The report also added that the magnitude of internal migration is about two-and-a-half times that of international migration.

An estimated 1 billion migrants some 270 million who work outside their home countries and 760 million internal migrants help feed, clothe and shelter up to three people back home, Dilip Ratha, lead author of the World Bank’s report told Reuters. “You’re looking at one-third of humanity,” she added. “Yet such workers tend to be more vulnerable during crises.”

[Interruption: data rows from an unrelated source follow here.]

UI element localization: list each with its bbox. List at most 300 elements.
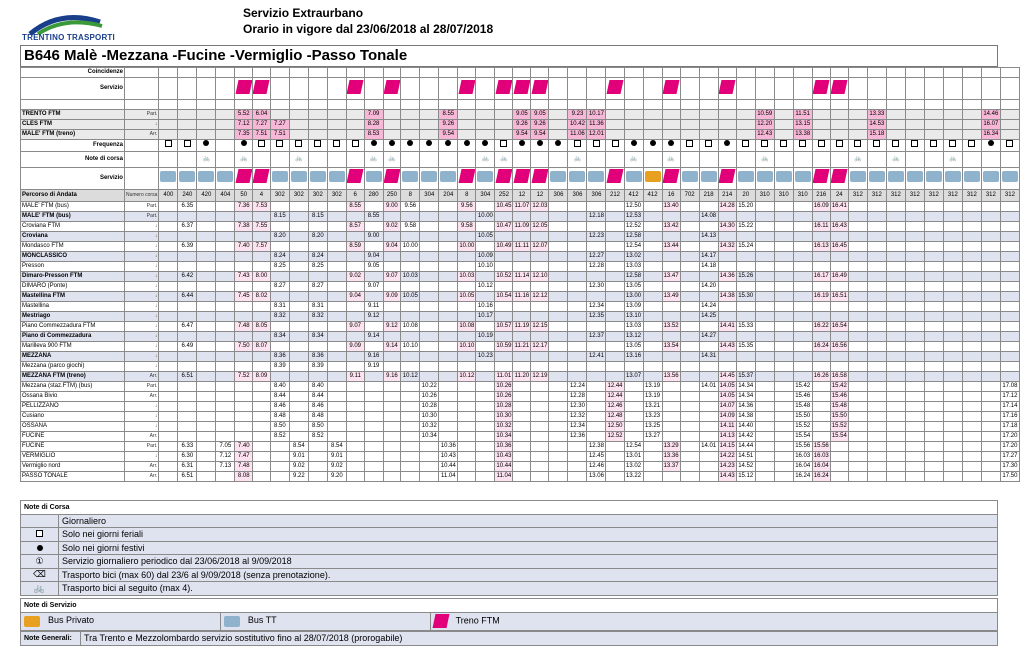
time-cell bbox=[774, 301, 793, 311]
cell bbox=[774, 68, 793, 78]
cell bbox=[718, 100, 736, 110]
time-cell: 13.40 bbox=[662, 201, 680, 211]
time-cell bbox=[755, 341, 774, 351]
time-cell bbox=[197, 421, 216, 431]
time-cell bbox=[793, 371, 812, 381]
time-cell bbox=[458, 129, 476, 139]
time-cell: 12.28 bbox=[568, 391, 587, 401]
square-icon bbox=[930, 140, 937, 147]
time-cell: 17.27 bbox=[1000, 451, 1019, 461]
table-row bbox=[21, 632, 998, 646]
time-cell bbox=[549, 351, 568, 361]
time-cell: 10.28 bbox=[495, 401, 513, 411]
note-cell bbox=[736, 151, 755, 167]
cell bbox=[886, 100, 905, 110]
time-cell bbox=[943, 301, 962, 311]
time-cell bbox=[924, 331, 943, 341]
time-cell bbox=[736, 361, 755, 371]
time-cell bbox=[606, 441, 624, 451]
service-cell bbox=[943, 78, 962, 100]
time-cell bbox=[905, 241, 924, 251]
time-cell bbox=[718, 251, 736, 261]
square-icon bbox=[593, 140, 600, 147]
time-cell bbox=[327, 301, 346, 311]
time-cell bbox=[962, 471, 981, 481]
frequency-cell bbox=[235, 139, 253, 151]
time-cell: 10.43 bbox=[439, 451, 458, 461]
note-cell bbox=[439, 151, 458, 167]
bus-icon bbox=[945, 171, 961, 182]
cell bbox=[848, 68, 867, 78]
time-cell: 8.46 bbox=[308, 401, 327, 411]
frequency-cell bbox=[289, 139, 308, 151]
time-cell bbox=[476, 291, 495, 301]
run-number: 16 bbox=[662, 189, 680, 201]
time-cell bbox=[197, 431, 216, 441]
time-cell bbox=[568, 351, 587, 361]
cell bbox=[568, 68, 587, 78]
time-cell bbox=[401, 351, 420, 361]
time-cell bbox=[905, 381, 924, 391]
time-cell bbox=[699, 431, 718, 441]
note-symbol: ⌫ bbox=[21, 568, 59, 582]
row-label: Frequenza bbox=[21, 139, 125, 151]
run-number: 218 bbox=[699, 189, 718, 201]
time-cell bbox=[886, 361, 905, 371]
time-cell bbox=[197, 301, 216, 311]
time-cell bbox=[235, 391, 253, 401]
stop-note: ↓ bbox=[124, 451, 158, 461]
bus-icon bbox=[757, 171, 773, 182]
time-cell bbox=[216, 321, 235, 331]
time-cell bbox=[962, 391, 981, 401]
time-cell bbox=[549, 431, 568, 441]
stop-note: ↓ bbox=[124, 401, 158, 411]
time-cell bbox=[531, 281, 549, 291]
time-cell bbox=[346, 381, 364, 391]
run-number: 400 bbox=[159, 189, 178, 201]
service-cell bbox=[513, 167, 531, 189]
time-cell bbox=[178, 361, 197, 371]
time-cell bbox=[606, 461, 624, 471]
time-cell bbox=[755, 231, 774, 241]
time-cell bbox=[606, 119, 624, 129]
time-cell bbox=[346, 471, 364, 481]
time-cell bbox=[420, 471, 439, 481]
stop-note: ↓ bbox=[124, 251, 158, 261]
service-cell bbox=[981, 78, 1000, 100]
time-cell bbox=[253, 401, 271, 411]
time-cell bbox=[848, 431, 867, 441]
time-cell bbox=[197, 271, 216, 281]
time-cell: 9.56 bbox=[401, 201, 420, 211]
time-cell bbox=[680, 261, 699, 271]
service-cell bbox=[736, 167, 755, 189]
time-cell bbox=[962, 381, 981, 391]
service-cell bbox=[458, 78, 476, 100]
time-cell bbox=[643, 341, 662, 351]
time-cell bbox=[774, 401, 793, 411]
time-cell bbox=[289, 381, 308, 391]
frequency-cell bbox=[830, 139, 848, 151]
stop-name: MALE' FTM (bus) bbox=[21, 201, 125, 211]
time-cell bbox=[270, 451, 289, 461]
time-cell bbox=[755, 291, 774, 301]
time-cell bbox=[549, 381, 568, 391]
service-cell bbox=[308, 78, 327, 100]
time-cell bbox=[308, 371, 327, 381]
time-cell bbox=[848, 221, 867, 231]
time-cell bbox=[235, 381, 253, 391]
time-cell bbox=[962, 201, 981, 211]
time-cell bbox=[178, 401, 197, 411]
row-label bbox=[21, 100, 125, 110]
time-cell bbox=[886, 321, 905, 331]
bus-icon bbox=[421, 171, 437, 182]
time-cell: 13.56 bbox=[662, 371, 680, 381]
time-cell: 10.19 bbox=[476, 331, 495, 341]
service-cell bbox=[606, 167, 624, 189]
time-cell bbox=[197, 341, 216, 351]
time-cell bbox=[439, 231, 458, 241]
time-cell: 7.40 bbox=[235, 441, 253, 451]
time-cell: 14.22 bbox=[718, 451, 736, 461]
train-icon bbox=[253, 80, 270, 94]
train-icon bbox=[813, 80, 830, 94]
time-cell bbox=[587, 361, 606, 371]
time-cell bbox=[643, 471, 662, 481]
time-cell bbox=[924, 321, 943, 331]
stop-note: ↓ bbox=[124, 261, 158, 271]
timetable bbox=[20, 67, 1020, 482]
stop-note: ↓ bbox=[124, 341, 158, 351]
time-cell bbox=[159, 261, 178, 271]
time-cell bbox=[830, 461, 848, 471]
time-cell bbox=[736, 119, 755, 129]
time-cell: 11.36 bbox=[587, 119, 606, 129]
time-cell bbox=[981, 401, 1000, 411]
time-cell bbox=[197, 221, 216, 231]
time-cell bbox=[346, 129, 364, 139]
table-row bbox=[21, 321, 1020, 331]
time-cell bbox=[774, 371, 793, 381]
time-cell bbox=[812, 351, 830, 361]
time-cell bbox=[587, 321, 606, 331]
time-cell bbox=[568, 371, 587, 381]
time-cell: 8.40 bbox=[308, 381, 327, 391]
time-cell bbox=[886, 211, 905, 221]
time-cell bbox=[289, 301, 308, 311]
cell bbox=[476, 68, 495, 78]
time-cell bbox=[793, 281, 812, 291]
route-title-bar bbox=[20, 45, 998, 67]
time-cell bbox=[662, 381, 680, 391]
time-cell bbox=[178, 231, 197, 241]
time-cell: 16.45 bbox=[830, 241, 848, 251]
note-cell bbox=[643, 151, 662, 167]
service-cell bbox=[886, 167, 905, 189]
time-cell bbox=[680, 129, 699, 139]
time-cell bbox=[962, 271, 981, 281]
service-cell bbox=[253, 167, 271, 189]
time-cell: 13.44 bbox=[662, 241, 680, 251]
time-cell bbox=[178, 351, 197, 361]
time-cell bbox=[458, 391, 476, 401]
time-cell bbox=[943, 431, 962, 441]
legend-cell bbox=[220, 612, 430, 630]
time-cell bbox=[364, 431, 383, 441]
time-cell bbox=[235, 331, 253, 341]
time-cell bbox=[439, 301, 458, 311]
square-icon bbox=[836, 140, 843, 147]
time-cell: 12.38 bbox=[587, 441, 606, 451]
time-cell: 7.55 bbox=[253, 221, 271, 231]
frequency-cell bbox=[216, 139, 235, 151]
service-cell bbox=[643, 167, 662, 189]
cell bbox=[793, 100, 812, 110]
time-cell bbox=[159, 411, 178, 421]
time-cell: 12.54 bbox=[624, 441, 643, 451]
time-cell bbox=[718, 351, 736, 361]
time-cell bbox=[568, 211, 587, 221]
frequency-cell bbox=[308, 139, 327, 151]
square-icon bbox=[295, 140, 302, 147]
time-cell: 14.38 bbox=[718, 291, 736, 301]
header-line2: Orario in vigore dal 23/06/2018 al 28/07/2018 bbox=[243, 22, 494, 36]
time-cell bbox=[699, 109, 718, 119]
time-cell bbox=[235, 411, 253, 421]
time-cell bbox=[401, 311, 420, 321]
time-cell bbox=[962, 461, 981, 471]
time-cell bbox=[197, 201, 216, 211]
time-cell bbox=[401, 129, 420, 139]
time-cell bbox=[886, 431, 905, 441]
time-cell bbox=[587, 421, 606, 431]
time-cell bbox=[774, 341, 793, 351]
bus-icon bbox=[160, 171, 176, 182]
time-cell bbox=[680, 291, 699, 301]
time-cell bbox=[253, 421, 271, 431]
time-cell bbox=[905, 371, 924, 381]
time-cell bbox=[216, 411, 235, 421]
time-cell: 13.00 bbox=[624, 291, 643, 301]
time-cell bbox=[531, 471, 549, 481]
time-cell bbox=[886, 251, 905, 261]
table-row bbox=[21, 311, 1020, 321]
time-cell bbox=[662, 311, 680, 321]
time-cell bbox=[289, 341, 308, 351]
time-cell bbox=[924, 271, 943, 281]
time-cell bbox=[830, 311, 848, 321]
service-cell bbox=[830, 78, 848, 100]
time-cell bbox=[439, 201, 458, 211]
time-cell bbox=[401, 471, 420, 481]
time-cell: 10.05 bbox=[476, 231, 495, 241]
square-icon bbox=[818, 140, 825, 147]
time-cell: 9.02 bbox=[327, 461, 346, 471]
frequency-cell bbox=[662, 139, 680, 151]
square-icon bbox=[574, 140, 581, 147]
time-cell bbox=[662, 411, 680, 421]
time-cell bbox=[178, 331, 197, 341]
time-cell: 16.49 bbox=[830, 271, 848, 281]
time-cell bbox=[327, 291, 346, 301]
time-cell bbox=[943, 241, 962, 251]
stop-name: Vermiglio nord bbox=[21, 461, 125, 471]
row-label: Servizio bbox=[21, 78, 125, 100]
time-cell bbox=[439, 281, 458, 291]
time-cell bbox=[364, 401, 383, 411]
list-item bbox=[21, 555, 998, 569]
time-cell: 9.19 bbox=[364, 361, 383, 371]
time-cell bbox=[587, 241, 606, 251]
bike-icon: 🚲 bbox=[235, 151, 253, 167]
time-cell bbox=[364, 461, 383, 471]
time-cell bbox=[736, 311, 755, 321]
time-cell bbox=[924, 351, 943, 361]
cell bbox=[680, 100, 699, 110]
time-cell bbox=[905, 461, 924, 471]
list-item bbox=[21, 528, 998, 542]
time-cell bbox=[364, 421, 383, 431]
time-cell bbox=[159, 431, 178, 441]
service-cell bbox=[793, 167, 812, 189]
time-cell: 13.07 bbox=[624, 371, 643, 381]
time-cell bbox=[981, 471, 1000, 481]
time-cell bbox=[253, 451, 271, 461]
time-cell bbox=[606, 331, 624, 341]
bike-icon: 🚲 bbox=[476, 151, 495, 167]
time-cell: 14.15 bbox=[718, 441, 736, 451]
time-cell: 9.02 bbox=[346, 271, 364, 281]
time-cell bbox=[848, 461, 867, 471]
cell bbox=[662, 68, 680, 78]
time-cell bbox=[886, 451, 905, 461]
time-cell bbox=[178, 311, 197, 321]
time-cell bbox=[327, 241, 346, 251]
bus-icon bbox=[366, 171, 382, 182]
time-cell: 8.34 bbox=[270, 331, 289, 341]
time-cell bbox=[886, 201, 905, 211]
time-cell bbox=[327, 381, 346, 391]
time-cell bbox=[420, 201, 439, 211]
frequency-cell bbox=[178, 139, 197, 151]
time-cell bbox=[159, 221, 178, 231]
service-cell bbox=[848, 78, 867, 100]
time-cell bbox=[439, 391, 458, 401]
time-cell: 14.30 bbox=[718, 221, 736, 231]
time-cell: 10.42 bbox=[568, 119, 587, 129]
time-cell: 14.31 bbox=[699, 351, 718, 361]
note-cell bbox=[1000, 151, 1019, 167]
time-cell: 6.51 bbox=[178, 371, 197, 381]
frequency-cell bbox=[327, 139, 346, 151]
time-cell: 13.27 bbox=[643, 431, 662, 441]
time-cell bbox=[643, 231, 662, 241]
time-cell bbox=[943, 471, 962, 481]
frequency-cell bbox=[886, 139, 905, 151]
time-cell bbox=[364, 441, 383, 451]
bike-icon: 🚲 bbox=[21, 582, 59, 596]
time-cell bbox=[886, 341, 905, 351]
bus-icon bbox=[569, 171, 585, 182]
time-cell bbox=[401, 431, 420, 441]
time-cell: 9.56 bbox=[458, 201, 476, 211]
time-cell bbox=[253, 361, 271, 371]
time-cell: 10.09 bbox=[476, 251, 495, 261]
time-cell bbox=[253, 301, 271, 311]
time-cell: 12.54 bbox=[624, 241, 643, 251]
list-item bbox=[21, 568, 998, 582]
time-cell: 10.49 bbox=[495, 241, 513, 251]
time-cell bbox=[439, 321, 458, 331]
time-cell bbox=[346, 361, 364, 371]
service-cell bbox=[568, 167, 587, 189]
cell bbox=[924, 68, 943, 78]
time-cell: 9.09 bbox=[346, 341, 364, 351]
time-cell bbox=[216, 341, 235, 351]
time-cell: 10.43 bbox=[495, 451, 513, 461]
time-cell bbox=[755, 301, 774, 311]
time-cell bbox=[531, 451, 549, 461]
stop-note: ↓ bbox=[124, 301, 158, 311]
time-cell: 10.23 bbox=[476, 351, 495, 361]
time-cell bbox=[643, 291, 662, 301]
time-cell bbox=[401, 381, 420, 391]
time-cell bbox=[812, 391, 830, 401]
cell bbox=[531, 68, 549, 78]
service-cell bbox=[364, 167, 383, 189]
time-cell: 11.11 bbox=[513, 241, 531, 251]
time-cell bbox=[216, 231, 235, 241]
time-cell bbox=[235, 231, 253, 241]
time-cell: 14.25 bbox=[699, 311, 718, 321]
time-cell bbox=[568, 261, 587, 271]
time-cell bbox=[531, 421, 549, 431]
service-cell bbox=[513, 78, 531, 100]
square-icon bbox=[761, 140, 768, 147]
time-cell bbox=[981, 311, 1000, 321]
time-cell bbox=[718, 231, 736, 241]
frequency-cell bbox=[587, 139, 606, 151]
time-cell bbox=[699, 361, 718, 371]
time-cell bbox=[755, 421, 774, 431]
cell bbox=[624, 68, 643, 78]
time-cell bbox=[1000, 311, 1019, 321]
time-cell bbox=[420, 251, 439, 261]
cell bbox=[289, 100, 308, 110]
time-cell bbox=[197, 331, 216, 341]
time-cell bbox=[962, 441, 981, 451]
dot-icon bbox=[537, 140, 543, 146]
time-cell bbox=[364, 411, 383, 421]
note-cell bbox=[458, 151, 476, 167]
row-note bbox=[124, 68, 158, 78]
time-cell bbox=[439, 331, 458, 341]
time-cell bbox=[924, 301, 943, 311]
bus-icon bbox=[588, 171, 604, 182]
cell bbox=[308, 100, 327, 110]
service-cell bbox=[886, 78, 905, 100]
table-row bbox=[21, 241, 1020, 251]
bus-icon bbox=[738, 171, 754, 182]
stop-note: ↓ bbox=[124, 221, 158, 231]
time-cell bbox=[867, 441, 886, 451]
time-cell bbox=[549, 201, 568, 211]
stop-note: Part. bbox=[124, 381, 158, 391]
time-cell: 7.38 bbox=[235, 221, 253, 231]
time-cell bbox=[235, 261, 253, 271]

The report noted that government policy responses to the coronavirus pandemic have largely excluded migrants and their families back home. “But there is a strong case for including migrants in the near‐term health strategies of all countries, given the externalities associated with the health status of an entire population in the face of a highly contagious pandemic,” it added.

India has so far recorded 21,373 coronavirus cases and 681 deaths, according to the health ministry data. Meanwhile, the worldwide toll from the coronavirus pandemic crossed 1,83,280 and more than 2,626,920 declared cases have been registered in 185 countries and territories since the disease first emerged in China late last year.